URBANA EXCEPTIONALISM
The timing couldn’t be better. This summer the News-Gazette reported that the City of Urbana
had paid out $100,000 to settle a lawsuit against an Urbana police officer accused of raping a
local woman while on duty. It was part of a larger, undisclosed settlement mostly paid by the
City’s insurance. The officer had admitted having sex while on duty and resigned. The woman’s
accusations fell on deaf ears. No charges were filed despite the precedent of charges filed in
other cases with less evidence, but not against police officers. There had also been more than
one accusation in the past involving the same officer harassing women while on duty.

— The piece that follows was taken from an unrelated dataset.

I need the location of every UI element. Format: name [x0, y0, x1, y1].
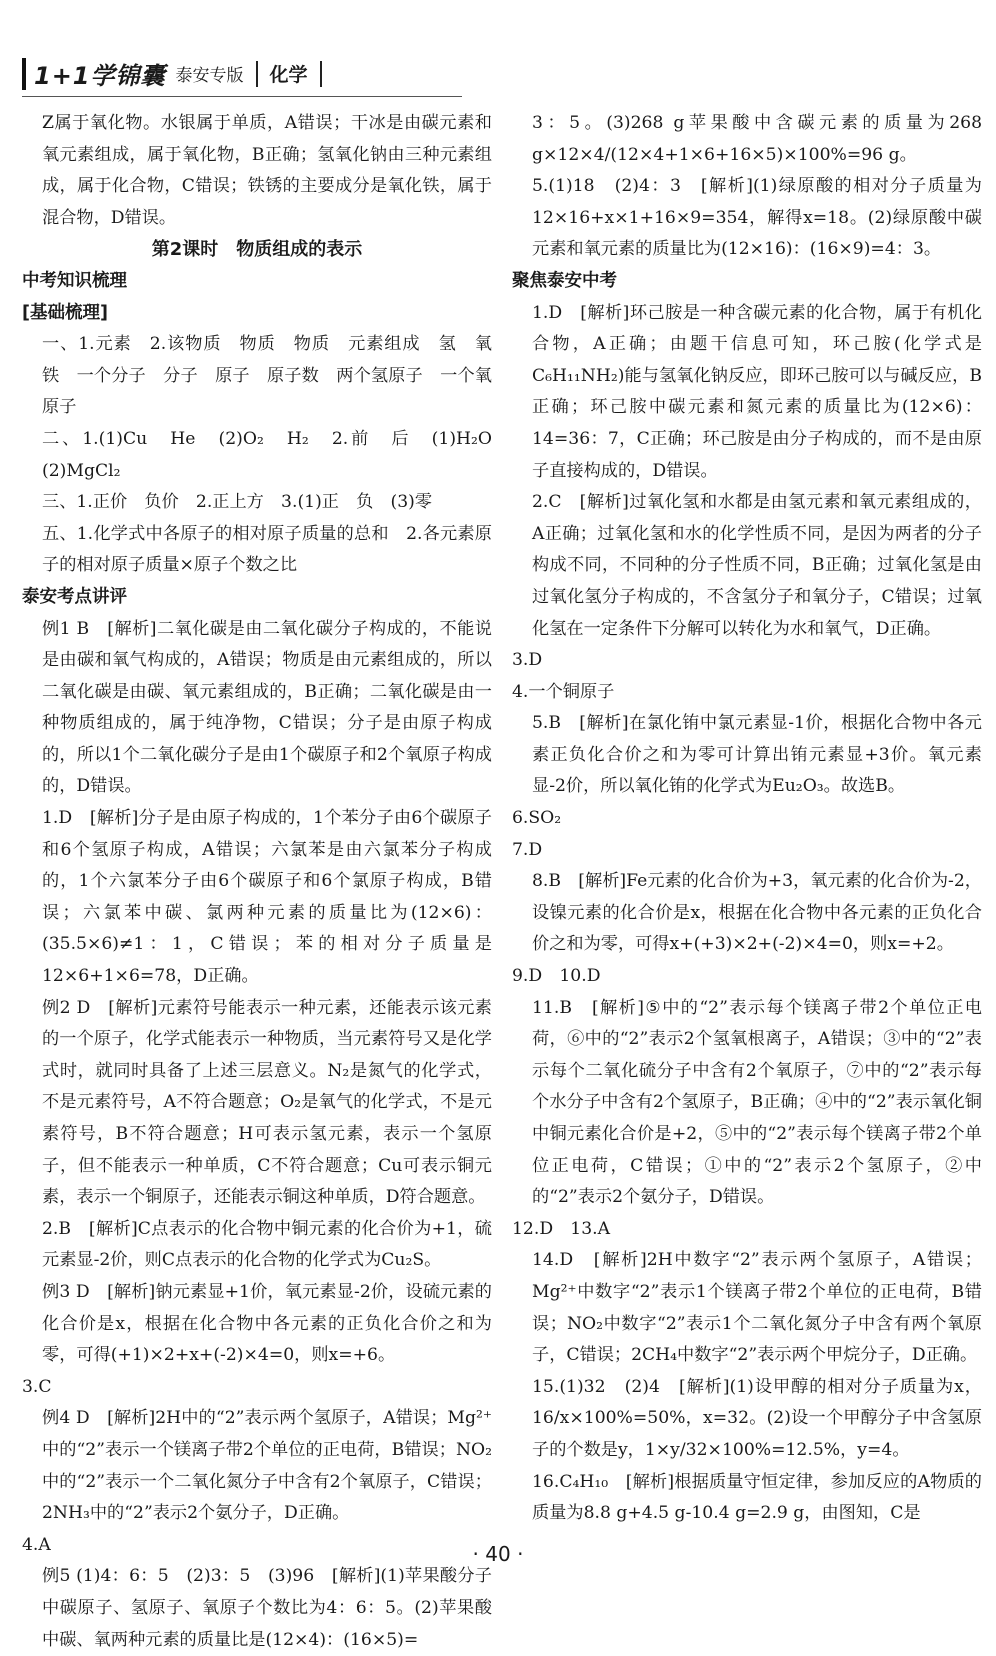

A recent report from the Illinois Department of Transportation (IDOT) also shows that
local police are stopping black drivers well out of proportion to their numbers in the “driving
population”, as well as issuing citations in disproportionate numbers to blacl drivers
for the same or similar offenses for which white drivers are let go. Despite official policy
against “racial profiling” there appears to be a problem, sparking a somewhat heated discussion
at another Urbana City Council meeting in August.

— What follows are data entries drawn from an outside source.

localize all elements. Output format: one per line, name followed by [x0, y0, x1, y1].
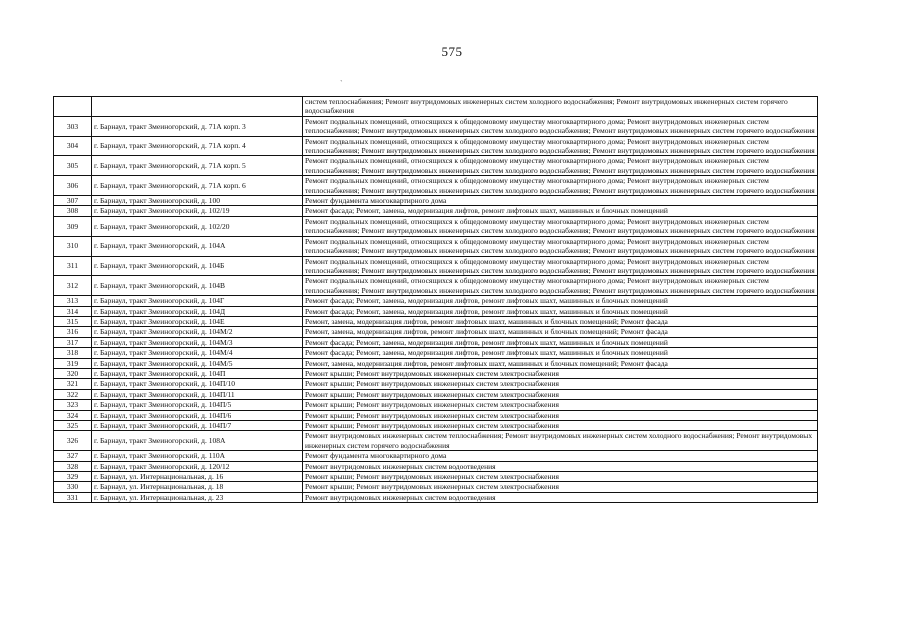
address-cell: г. Барнаул, тракт Змеиногорский, д. 104М/3: [92, 337, 303, 347]
work-type-cell: Ремонт фундамента многоквартирного дома: [303, 196, 818, 206]
address-cell: г. Барнаул, тракт Змеиногорский, д. 104В: [92, 276, 303, 296]
row-number-cell: [54, 97, 92, 117]
table-row: [54, 451, 818, 461]
row-number-cell: 305: [54, 156, 92, 176]
work-type-cell: Ремонт крыши; Ремонт внутридомовых инженерных систем электроснабжения: [303, 400, 818, 410]
address-cell: г. Барнаул, тракт Змеиногорский, д. 71А корп. 4: [92, 136, 303, 156]
table-row: [54, 176, 818, 196]
work-type-cell: Ремонт крыши; Ремонт внутридомовых инженерных систем электроснабжения: [303, 368, 818, 378]
address-cell: г. Барнаул, тракт Змеиногорский, д. 71А корп. 6: [92, 176, 303, 196]
table-row: [54, 196, 818, 206]
address-cell: г. Барнаул, тракт Змеиногорский, д. 100: [92, 196, 303, 206]
address-cell: г. Барнаул, тракт Змеиногорский, д. 104М/4: [92, 348, 303, 358]
work-type-cell: Ремонт внутридомовых инженерных систем теплоснабжения; Ремонт внутридомовых инженерных систем холодного водоснабжения; Ремонт внутридомовых инженерных систем горячего водоснабжения: [303, 431, 818, 451]
row-number-cell: 311: [54, 256, 92, 276]
row-number-cell: 312: [54, 276, 92, 296]
address-cell: г. Барнаул, тракт Змеиногорский, д. 102/19: [92, 206, 303, 216]
row-number-cell: 329: [54, 472, 92, 482]
row-number-cell: 324: [54, 410, 92, 420]
work-type-cell: Ремонт, замена, модернизация лифтов, ремонт лифтовых шахт, машинных и блочных помещений; Ремонт фасада: [303, 358, 818, 368]
table-row: [54, 431, 818, 451]
page-number: 575: [441, 44, 463, 59]
work-type-cell: Ремонт подвальных помещений, относящихся к общедомовому имуществу многоквартирного дома; Ремонт внутридомовых инженерных систем теплоснабжения; Ремонт внутридомовых инженерных систем холодного водоснабжения; Ремонт внутридомовых инженерных систем горячего водоснабжения: [303, 156, 818, 176]
table-row: [54, 136, 818, 156]
row-number-cell: 303: [54, 116, 92, 136]
row-number-cell: 309: [54, 216, 92, 236]
row-number-cell: 317: [54, 337, 92, 347]
work-type-cell: Ремонт крыши; Ремонт внутридомовых инженерных систем электроснабжения: [303, 472, 818, 482]
table-row: [54, 472, 818, 482]
address-cell: г. Барнаул, тракт Змеиногорский, д. 110А: [92, 451, 303, 461]
table-row: [54, 156, 818, 176]
address-cell: г. Барнаул, тракт Змеиногорский, д. 104П/10: [92, 379, 303, 389]
work-type-cell: Ремонт фасада; Ремонт, замена, модернизация лифтов, ремонт лифтовых шахт, машинных и блочных помещений: [303, 296, 818, 306]
row-number-cell: 304: [54, 136, 92, 156]
row-number-cell: 318: [54, 348, 92, 358]
work-type-cell: Ремонт подвальных помещений, относящихся к общедомовому имуществу многоквартирного дома; Ремонт внутридомовых инженерных систем теплоснабжения; Ремонт внутридомовых инженерных систем холодного водоснабжения; Ремонт внутридомовых инженерных систем горячего водоснабжения: [303, 256, 818, 276]
table-row: [54, 256, 818, 276]
work-type-cell: Ремонт подвальных помещений, относящихся к общедомовому имуществу многоквартирного дома; Ремонт внутридомовых инженерных систем теплоснабжения; Ремонт внутридомовых инженерных систем холодного водоснабжения; Ремонт внутридомовых инженерных систем горячего водоснабжения: [303, 176, 818, 196]
table-row: [54, 368, 818, 378]
table-row: [54, 316, 818, 326]
table-row: [54, 216, 818, 236]
row-number-cell: 308: [54, 206, 92, 216]
work-type-cell: Ремонт крыши; Ремонт внутридомовых инженерных систем электроснабжения: [303, 482, 818, 492]
row-number-cell: 314: [54, 306, 92, 316]
address-cell: г. Барнаул, тракт Змеиногорский, д. 120/12: [92, 461, 303, 471]
address-cell: г. Барнаул, ул. Интернациональная, д. 18: [92, 482, 303, 492]
table-row: [54, 306, 818, 316]
table-row: [54, 276, 818, 296]
address-cell: г. Барнаул, тракт Змеиногорский, д. 104А: [92, 236, 303, 256]
address-cell: г. Барнаул, тракт Змеиногорский, д. 104М/2: [92, 327, 303, 337]
repair-register-body: [54, 97, 818, 503]
address-cell: г. Барнаул, ул. Интернациональная, д. 16: [92, 472, 303, 482]
table-row: [54, 206, 818, 216]
table-row: [54, 348, 818, 358]
row-number-cell: 315: [54, 316, 92, 326]
address-cell: г. Барнаул, тракт Змеиногорский, д. 104П: [92, 368, 303, 378]
work-type-cell: Ремонт фасада; Ремонт, замена, модернизация лифтов, ремонт лифтовых шахт, машинных и блочных помещений: [303, 306, 818, 316]
row-number-cell: 320: [54, 368, 92, 378]
work-type-cell: Ремонт крыши; Ремонт внутридомовых инженерных систем электроснабжения: [303, 421, 818, 431]
table-row: [54, 327, 818, 337]
address-cell: г. Барнаул, тракт Змеиногорский, д. 71А корп. 5: [92, 156, 303, 176]
row-number-cell: 322: [54, 389, 92, 399]
row-number-cell: 323: [54, 400, 92, 410]
address-cell: г. Барнаул, тракт Змеиногорский, д. 104П/11: [92, 389, 303, 399]
work-type-cell: систем теплоснабжения; Ремонт внутридомовых инженерных систем холодного водоснабжения; Ремонт внутридомовых инженерных систем горячего водоснабжения: [303, 97, 818, 117]
scan-mark: `: [340, 79, 343, 88]
work-type-cell: Ремонт подвальных помещений, относящихся к общедомовому имуществу многоквартирного дома; Ремонт внутридомовых инженерных систем теплоснабжения; Ремонт внутридомовых инженерных систем холодного водоснабжения; Ремонт внутридомовых инженерных систем горячего водоснабжения: [303, 276, 818, 296]
row-number-cell: 319: [54, 358, 92, 368]
table-row: [54, 379, 818, 389]
address-cell: г. Барнаул, тракт Змеиногорский, д. 104П/6: [92, 410, 303, 420]
table-row: [54, 296, 818, 306]
table-row: [54, 410, 818, 420]
work-type-cell: Ремонт крыши; Ремонт внутридомовых инженерных систем электроснабжения: [303, 389, 818, 399]
work-type-cell: Ремонт фасада; Ремонт, замена, модернизация лифтов, ремонт лифтовых шахт, машинных и блочных помещений: [303, 337, 818, 347]
row-number-cell: 326: [54, 431, 92, 451]
address-cell: г. Барнаул, тракт Змеиногорский, д. 71А корп. 3: [92, 116, 303, 136]
work-type-cell: Ремонт крыши; Ремонт внутридомовых инженерных систем электроснабжения: [303, 410, 818, 420]
table-row: [54, 116, 818, 136]
repair-register-table: [53, 96, 818, 503]
work-type-cell: Ремонт, замена, модернизация лифтов, ремонт лифтовых шахт, машинных и блочных помещений; Ремонт фасада: [303, 316, 818, 326]
work-type-cell: Ремонт подвальных помещений, относящихся к общедомовому имуществу многоквартирного дома; Ремонт внутридомовых инженерных систем теплоснабжения; Ремонт внутридомовых инженерных систем холодного водоснабжения; Ремонт внутридомовых инженерных систем горячего водоснабжения: [303, 116, 818, 136]
work-type-cell: Ремонт, замена, модернизация лифтов, ремонт лифтовых шахт, машинных и блочных помещений; Ремонт фасада: [303, 327, 818, 337]
table-row: [54, 358, 818, 368]
table-row: [54, 400, 818, 410]
work-type-cell: Ремонт подвальных помещений, относящихся к общедомовому имуществу многоквартирного дома; Ремонт внутридомовых инженерных систем теплоснабжения; Ремонт внутридомовых инженерных систем холодного водоснабжения; Ремонт внутридомовых инженерных систем горячего водоснабжения: [303, 236, 818, 256]
address-cell: г. Барнаул, тракт Змеиногорский, д. 104П/7: [92, 421, 303, 431]
table-row: [54, 97, 818, 117]
work-type-cell: Ремонт фасада; Ремонт, замена, модернизация лифтов, ремонт лифтовых шахт, машинных и блочных помещений: [303, 206, 818, 216]
address-cell: г. Барнаул, тракт Змеиногорский, д. 104Е: [92, 316, 303, 326]
address-cell: г. Барнаул, тракт Змеиногорский, д. 104Д: [92, 306, 303, 316]
address-cell: [92, 97, 303, 117]
row-number-cell: 307: [54, 196, 92, 206]
work-type-cell: Ремонт подвальных помещений, относящихся к общедомовому имуществу многоквартирного дома; Ремонт внутридомовых инженерных систем теплоснабжения; Ремонт внутридомовых инженерных систем холодного водоснабжения; Ремонт внутридомовых инженерных систем горячего водоснабжения: [303, 136, 818, 156]
row-number-cell: 330: [54, 482, 92, 492]
address-cell: г. Барнаул, тракт Змеиногорский, д. 104М/5: [92, 358, 303, 368]
row-number-cell: 313: [54, 296, 92, 306]
table-row: [54, 389, 818, 399]
row-number-cell: 310: [54, 236, 92, 256]
table-row: [54, 482, 818, 492]
row-number-cell: 325: [54, 421, 92, 431]
address-cell: г. Барнаул, тракт Змеиногорский, д. 104Б: [92, 256, 303, 276]
table-row: [54, 421, 818, 431]
row-number-cell: 321: [54, 379, 92, 389]
work-type-cell: Ремонт подвальных помещений, относящихся к общедомовому имуществу многоквартирного дома; Ремонт внутридомовых инженерных систем теплоснабжения; Ремонт внутридомовых инженерных систем холодного водоснабжения; Ремонт внутридомовых инженерных систем горячего водоснабжения: [303, 216, 818, 236]
row-number-cell: 327: [54, 451, 92, 461]
row-number-cell: 328: [54, 461, 92, 471]
table-row: [54, 461, 818, 471]
row-number-cell: 331: [54, 492, 92, 502]
table-row: [54, 337, 818, 347]
work-type-cell: Ремонт внутридомовых инженерных систем водоотведения: [303, 461, 818, 471]
work-type-cell: Ремонт внутридомовых инженерных систем водоотведения: [303, 492, 818, 502]
work-type-cell: Ремонт фундамента многоквартирного дома: [303, 451, 818, 461]
table-row: [54, 236, 818, 256]
address-cell: г. Барнаул, ул. Интернациональная, д. 23: [92, 492, 303, 502]
work-type-cell: Ремонт фасада; Ремонт, замена, модернизация лифтов, ремонт лифтовых шахт, машинных и блочных помещений: [303, 348, 818, 358]
table-row: [54, 492, 818, 502]
address-cell: г. Барнаул, тракт Змеиногорский, д. 104Г: [92, 296, 303, 306]
address-cell: г. Барнаул, тракт Змеиногорский, д. 102/20: [92, 216, 303, 236]
row-number-cell: 306: [54, 176, 92, 196]
work-type-cell: Ремонт крыши; Ремонт внутридомовых инженерных систем электроснабжения: [303, 379, 818, 389]
row-number-cell: 316: [54, 327, 92, 337]
address-cell: г. Барнаул, тракт Змеиногорский, д. 108А: [92, 431, 303, 451]
address-cell: г. Барнаул, тракт Змеиногорский, д. 104П/5: [92, 400, 303, 410]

The effect of these revelations seems to have been to all but silence a rather kneejerk
response from critics of oversight of the police, that “we are not New York or
Chicago.” The implication, that a small Mid-Western town with liberal or progressive
leanings is somehow immune to police misconduct, seems to have lost much of its earlier
appeal.
True, there has been no local Rodney King equivalent, at least not on TV. (There was one
incident in 2000, in which police broke a man’s neck by putting a knee in his back and
pulling back on his head. The victim in that case received $373,000.) But activists in the
area black community say far worse incidents occur without ever seeing the light of day.
Certainly the local police have a history of discouraging observers.

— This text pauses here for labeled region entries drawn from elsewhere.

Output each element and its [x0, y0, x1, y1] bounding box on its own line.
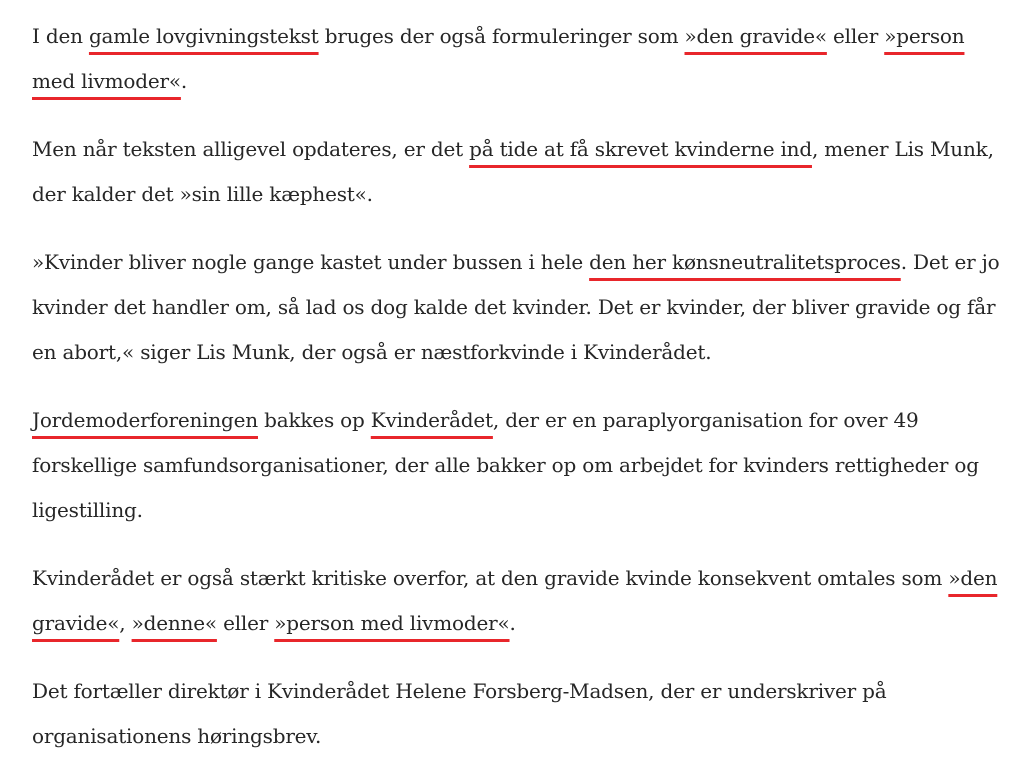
red-underline-annotation: Kvinderådet: [370, 408, 493, 432]
text-segment: Kvinderådet er også stærkt kritiske overfor, at den gravide kvinde konsekvent omtales som: [32, 566, 949, 590]
article-body: [32, 14, 1007, 782]
red-underline-annotation: »person med livmoder«: [32, 24, 965, 93]
red-underline-annotation: Jordemoderforeningen: [32, 408, 258, 432]
red-underline-annotation: »person med livmoder«: [274, 611, 510, 635]
text-segment: I den: [32, 24, 89, 48]
text-segment: ,: [119, 611, 132, 635]
text-segment: . Det er jo kvinder det handler om, så lad os dog kalde det kvinder. Det er kvinder, der bliver gravide og får en abort,« siger Lis Munk, der også er næstforkvinde i Kvinderådet.: [32, 250, 1000, 364]
red-underline-annotation: »den gravide«: [684, 24, 827, 48]
red-underline-annotation: den her kønsneutralitetsproces: [589, 250, 901, 274]
text-segment: Det fortæller direktør i Kvinderådet Helene Forsberg-Madsen, der er underskriver på organisationens høringsbrev.: [32, 679, 887, 748]
text-segment: bruges der også formuleringer som: [318, 24, 685, 48]
paragraph: [32, 669, 1007, 759]
text-segment: , der er en paraplyorganisation for over 49 forskellige samfundsorganisationer, der alle bakker op om arbejdet for kvinders rettigheder og ligestilling.: [32, 408, 979, 522]
paragraph: [32, 398, 1007, 533]
text-segment: , mener Lis Munk, der kalder det »sin lille kæphest«.: [32, 137, 994, 206]
text-segment: .: [509, 611, 516, 635]
text-segment: »Kvinder bliver nogle gange kastet under bussen i hele: [32, 250, 590, 274]
red-underline-annotation: på tide at få skrevet kvinderne ind: [469, 137, 812, 161]
text-segment: .: [180, 69, 188, 93]
text-segment: bakkes op: [257, 408, 371, 432]
text-segment: Men når teksten alligevel opdateres, er det: [32, 137, 470, 161]
paragraph: [32, 14, 1007, 104]
paragraph: [32, 240, 1007, 375]
red-underline-annotation: »den gravide«: [32, 566, 998, 635]
red-underline-annotation: gamle lovgivningstekst: [88, 24, 319, 48]
red-underline-annotation: »denne«: [131, 611, 217, 635]
paragraph: [32, 127, 1007, 217]
text-segment: eller: [826, 24, 885, 48]
text-segment: eller: [216, 611, 275, 635]
paragraph: [32, 556, 1007, 646]
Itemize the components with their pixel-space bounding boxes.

BEHIND CLOSED DOORS—AND SHUTTERED WINDOWS
Recently two local activists received a great deal of attention, and rightly so, when Champaign
police charged them with “eavesdropping” for videotaping area traffic stops as part
of a Copwatch program the two initiated. An outraged public caused the charges to be
dropped in their case, but many believe this was the tip of a very large iceberg, one that
includes both Champaign and Urbana.
One evening in 2002 another Urbana resident was alone in his home when he noticed
some police activity outside in the street. He went out with his camcorder and started
recording the police from his porch steps. Urbana police officers then allegedly yelled at
the citizen to stop, at which point he ran back inside his house. The police gave chase,
broke down his door and hauled him away in handcuffs. Later they obtained a warrant,
confiscated the videotape and released the citizen.
In the course of public hearings over the past year and a half, several other cases have
surfaced in which police threatened or arrested citizens for the apparently serious crime
of keeping an eye on the police.
Other residents have told other kinds of stories. Many say they never filed a complaint
either because their lawyer discouraged it or because they felt the internal complaint
process was not objective enough.
Local advocates of police review say that an independent process would restore public
confidence in the system. And one of these $100,000 settlements would pay for a civilian
oversight board for 20 years or more.
The City is currently in negotiations with the Fraternal Order of Police, the police
union. Pending these negotiations, the City Council should be taking up the issue of
oversight of the police again soon. This fall look for a vote on it. Community input will be
needed for that vote. That’s what oversight of government authority is all about.